Önümüzdeki '8 Mart Dünya Kadınlar Günü' adına birçok kurum ve kuruluş, hem bu özel günü kutlamak hem de bu vesileyle toplumsal cinsiyet eşitsizliğine dikkat çekmek adına açıklamalarını paylaşıyor. Son olarak İstanbul Barosu Kadın Hakları Merkezi de, 8 Mart Dünya Kadınlar Günü adına bir metin yayımladı.
Baronun metni şu şekilde:
"8 Mart 1857‘de Amerika’da tekstil işçisi kadınların 'Eşit işe, eşit ücret' talebiyle grev başlatmasının ve o sırada fabrikada çıkan yangın sonucunda 129 kadın işçinin yanarak ölmesinin üzerinden 165 yıl geçti. Kadınlar hala eşitlik ve ‘kadının insan hakları’ mücadelesini sürdürüyorlar.
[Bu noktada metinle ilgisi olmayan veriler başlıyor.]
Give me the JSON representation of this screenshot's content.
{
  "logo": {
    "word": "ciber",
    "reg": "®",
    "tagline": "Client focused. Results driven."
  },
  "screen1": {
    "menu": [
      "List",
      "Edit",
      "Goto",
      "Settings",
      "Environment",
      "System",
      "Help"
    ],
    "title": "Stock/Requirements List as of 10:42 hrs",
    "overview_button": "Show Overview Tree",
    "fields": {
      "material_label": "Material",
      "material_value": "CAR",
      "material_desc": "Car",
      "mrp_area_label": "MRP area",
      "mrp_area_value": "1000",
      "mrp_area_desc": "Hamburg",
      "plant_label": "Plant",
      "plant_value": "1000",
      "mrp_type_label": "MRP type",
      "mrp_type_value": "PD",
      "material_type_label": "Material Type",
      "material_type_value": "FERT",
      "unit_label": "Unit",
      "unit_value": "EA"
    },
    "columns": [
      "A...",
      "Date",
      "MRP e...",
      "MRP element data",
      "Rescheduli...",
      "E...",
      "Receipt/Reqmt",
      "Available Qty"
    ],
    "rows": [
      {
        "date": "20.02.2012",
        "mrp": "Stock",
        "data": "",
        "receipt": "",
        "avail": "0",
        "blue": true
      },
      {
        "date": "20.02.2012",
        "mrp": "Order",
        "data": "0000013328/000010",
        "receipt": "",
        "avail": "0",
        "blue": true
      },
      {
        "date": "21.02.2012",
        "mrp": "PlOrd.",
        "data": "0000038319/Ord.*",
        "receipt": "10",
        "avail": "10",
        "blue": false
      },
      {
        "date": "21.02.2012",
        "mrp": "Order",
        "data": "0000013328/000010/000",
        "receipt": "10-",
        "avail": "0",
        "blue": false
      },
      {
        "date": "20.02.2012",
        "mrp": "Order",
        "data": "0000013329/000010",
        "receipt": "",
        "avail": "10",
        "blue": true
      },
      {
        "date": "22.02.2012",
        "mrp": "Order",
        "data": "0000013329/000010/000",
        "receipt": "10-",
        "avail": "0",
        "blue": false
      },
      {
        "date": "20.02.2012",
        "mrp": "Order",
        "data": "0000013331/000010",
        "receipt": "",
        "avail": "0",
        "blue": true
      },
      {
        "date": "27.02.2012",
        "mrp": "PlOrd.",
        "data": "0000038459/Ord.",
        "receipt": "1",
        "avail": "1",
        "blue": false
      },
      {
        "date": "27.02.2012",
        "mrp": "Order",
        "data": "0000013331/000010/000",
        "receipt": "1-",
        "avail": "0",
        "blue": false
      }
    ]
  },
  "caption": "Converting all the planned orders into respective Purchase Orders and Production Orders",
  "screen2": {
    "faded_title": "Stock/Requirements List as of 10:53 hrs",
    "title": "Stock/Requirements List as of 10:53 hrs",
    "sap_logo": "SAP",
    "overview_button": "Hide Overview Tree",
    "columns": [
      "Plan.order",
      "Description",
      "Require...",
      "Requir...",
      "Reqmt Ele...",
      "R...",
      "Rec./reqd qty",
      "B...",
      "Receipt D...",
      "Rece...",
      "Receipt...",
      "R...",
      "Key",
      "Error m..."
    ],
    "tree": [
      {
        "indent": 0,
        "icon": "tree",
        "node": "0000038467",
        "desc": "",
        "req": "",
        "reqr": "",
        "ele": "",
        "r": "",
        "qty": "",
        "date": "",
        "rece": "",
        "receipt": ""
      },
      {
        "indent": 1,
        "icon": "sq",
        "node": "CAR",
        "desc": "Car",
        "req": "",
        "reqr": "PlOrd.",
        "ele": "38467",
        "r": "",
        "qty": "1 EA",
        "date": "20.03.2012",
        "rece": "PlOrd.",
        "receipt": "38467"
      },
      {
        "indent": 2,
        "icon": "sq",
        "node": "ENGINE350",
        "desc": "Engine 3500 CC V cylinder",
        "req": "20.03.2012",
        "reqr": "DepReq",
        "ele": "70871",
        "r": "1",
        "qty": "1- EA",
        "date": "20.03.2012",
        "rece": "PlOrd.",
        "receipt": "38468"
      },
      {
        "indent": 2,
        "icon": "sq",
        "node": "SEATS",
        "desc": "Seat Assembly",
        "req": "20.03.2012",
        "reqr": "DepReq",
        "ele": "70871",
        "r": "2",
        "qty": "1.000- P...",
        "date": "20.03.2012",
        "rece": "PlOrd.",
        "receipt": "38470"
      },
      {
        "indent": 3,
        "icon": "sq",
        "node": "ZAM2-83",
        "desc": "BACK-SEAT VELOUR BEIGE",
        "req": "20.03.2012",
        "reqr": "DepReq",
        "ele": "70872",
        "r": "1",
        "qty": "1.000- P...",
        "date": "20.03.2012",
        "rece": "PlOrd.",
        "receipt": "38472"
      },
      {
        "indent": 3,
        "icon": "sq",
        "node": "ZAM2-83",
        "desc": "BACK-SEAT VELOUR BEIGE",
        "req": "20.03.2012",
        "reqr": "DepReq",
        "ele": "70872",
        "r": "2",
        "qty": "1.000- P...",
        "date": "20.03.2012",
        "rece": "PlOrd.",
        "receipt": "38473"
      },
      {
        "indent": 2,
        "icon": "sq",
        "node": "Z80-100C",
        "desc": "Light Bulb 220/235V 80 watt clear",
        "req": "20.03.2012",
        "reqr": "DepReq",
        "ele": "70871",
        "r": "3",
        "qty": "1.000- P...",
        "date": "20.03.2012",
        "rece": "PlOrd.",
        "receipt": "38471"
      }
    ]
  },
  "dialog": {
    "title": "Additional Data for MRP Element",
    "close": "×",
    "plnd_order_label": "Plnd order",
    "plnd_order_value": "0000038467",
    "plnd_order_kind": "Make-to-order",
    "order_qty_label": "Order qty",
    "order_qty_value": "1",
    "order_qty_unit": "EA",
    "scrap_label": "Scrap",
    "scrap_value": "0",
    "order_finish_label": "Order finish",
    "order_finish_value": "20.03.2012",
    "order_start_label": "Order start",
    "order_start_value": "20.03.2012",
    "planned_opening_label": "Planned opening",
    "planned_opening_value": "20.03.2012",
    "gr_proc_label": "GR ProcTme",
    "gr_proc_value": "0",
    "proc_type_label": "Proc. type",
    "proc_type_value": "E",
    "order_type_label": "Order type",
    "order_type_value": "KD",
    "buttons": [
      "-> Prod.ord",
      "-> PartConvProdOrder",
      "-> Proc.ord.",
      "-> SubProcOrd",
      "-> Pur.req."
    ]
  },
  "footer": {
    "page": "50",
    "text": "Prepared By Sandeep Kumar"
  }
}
Günümüzde yasalar önünde eşitlik sağlanmış olsa da kadınlar erkek egemen zihniyetin baskısı nedeniyle haklarını kullanmada engellerle karşılaşıyorlar.
'YASALAR YETERİNCE UYGULANMIYOR'
Kadına yönelik şiddet ve kadın cinayetleri artıyor, yasalar yeterince uygulanmadığı için de kadınlar çoğu kez yasal haklarını kullanmaktan geri duruyor; adalete güvenmiyorlar.
Medeni Kanun ile kazanılan haklardan geri adım atılıyor; çağdaş, laik ve demokratik zihniyetten uzak çevrelerce uzun zamandır nafakanın kaldırılması ya da sınırlandırılmasının gündeme taşınması bahane edilerek bu konuda yeni düzenleme yapılacağı söyleniyor.
'KADINLAR İÇİN TALEPLERİMİZ'
İstanbul Barosu Kadın Hakları Merkezi olarak, nüfusun % 49.9’unu oluşturan kadınların ailede ve toplumsal yaşamda şiddete uğradığına, 2022 yılında 1 milyon 680 binden fazla kadının okuma yazma bilmediğine, kadınların yüzde 75’inin sadece ilkokulu bitirdiklerine dikkat çekerek;
-Kadınların en temel sorunu olan EĞİTİM konusunda toplumsal cinsiyet eşitliğine dayalı kararlı bir devlet politikası uygulanmasını ve özgür bireylerin yetiştirilmesi amaçlanarak laik ve bilimsel temelde eğitim sağlanmasını,
-Her üç kadından birisinin şiddete uğradığı, her gün en az üç kadının erkekler tarafından öldürüldüğü ülkemizde, öncelikle kadına yönelik şiddet konusunda yasaların uygulanmasını, şiddetin önlenmesi için her türlü önlemin alınmasını, sığınma evi sayısının artırılmasını,
-Medeni Kanun’da öngörülen evlilik yaşı 17 yaşın bitirilmesi olduğundan, evliliklerde yasaya uyulmasını ve müftülere resmi nikah kıyma yetkisi verildiği dikkate alınarak bu alanda denetim yapılmasını,
-Erken yaşta evliliklerin önüne geçilmesi için yasal düzenlemelerin yapılmasını ve önlemlerin artırılmasını,
-Kadınların siyasi temsiliyetlerinin artırılması için destek politikaları uygulanmasını, Seçim Kanunu, Siyasi Partiler Kanunu ve parti tüzüklerinde kadınlar lehine pozitif ayrımcılık uygulanacak şekilde değişiklikler yapılmasını,
-Atatürk ilke ve devrimleriyle kazandığımız haklardan geriye gidişe son verilmesini,
-Acilen Eşitlik ve Kadın Bakanlığı kurulmasını istiyoruz.
'İSTANBUL SÖZLEŞMESİ'NDEN VAZGEÇMİYORUZ'
Kadın erkek eşitliğinin sağlanması için verdiğimiz mücadelenin bir demokrasi ve sürdürülebilir kalkınma hedeflerine erişilmesi mücadelesi olduğunu bir kez daha kamuoyuyla paylaşıyoruz.
Toplumsal cinsiyet eşitliğinin sağlandığı ve şiddetin sona erdiği bir ülke için ‘kadının insan hakları’ mücadelesini sürdüreceğiz; diyor ve İSTANBUL SÖZLEŞMESİ'NDEN VAZGEÇMİYORUZ."